Sorbitan monostearate
- Names: IUPAC name 1,4-Anhydro-D-glucitol 6-octadecanoate

Identifiers
- CAS Number: 1338-41-6;
- 3D model (JSmol): Interactive image;
- ChemSpider: 16736467;
- ECHA InfoCard: 100.014.241
- E number: E491 (thickeners, ...)
- PubChem CID: 16218600;
- UNII: NVZ4I0H58X;
- CompTox Dashboard (EPA): DTXSID70872695 DTXSID1027396, DTXSID70872695 ;

Properties
- Chemical formula: C_{24}H_{46}O_{6}
- Molar mass: 430.62 g/mol
- Appearance: Waxy powder

= Sorbitan monostearate =

Sorbitan monostearate is an ester of sorbitan (a sorbitol derivative) and stearic acid and is sometimes referred to as a synthetic wax.

==Uses==
Sorbitan monostearate is used in the manufacture of food and healthcare products as a non-ionic surfactant with emulsifying, dispersing, and wetting properties.

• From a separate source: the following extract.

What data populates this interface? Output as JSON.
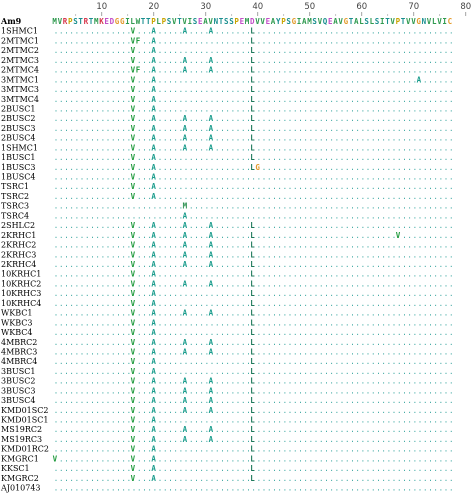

It is also employed to create synthetic fibers, metal machining fluid, and as a brightener in the leather industry. Sorbitans are also known as "Spans".

Sorbitan monostearate has been approved by the European Union for use as a food additive (emulsifier) (E number: E 491). It is also approved for use by the British Pharmacopoeia.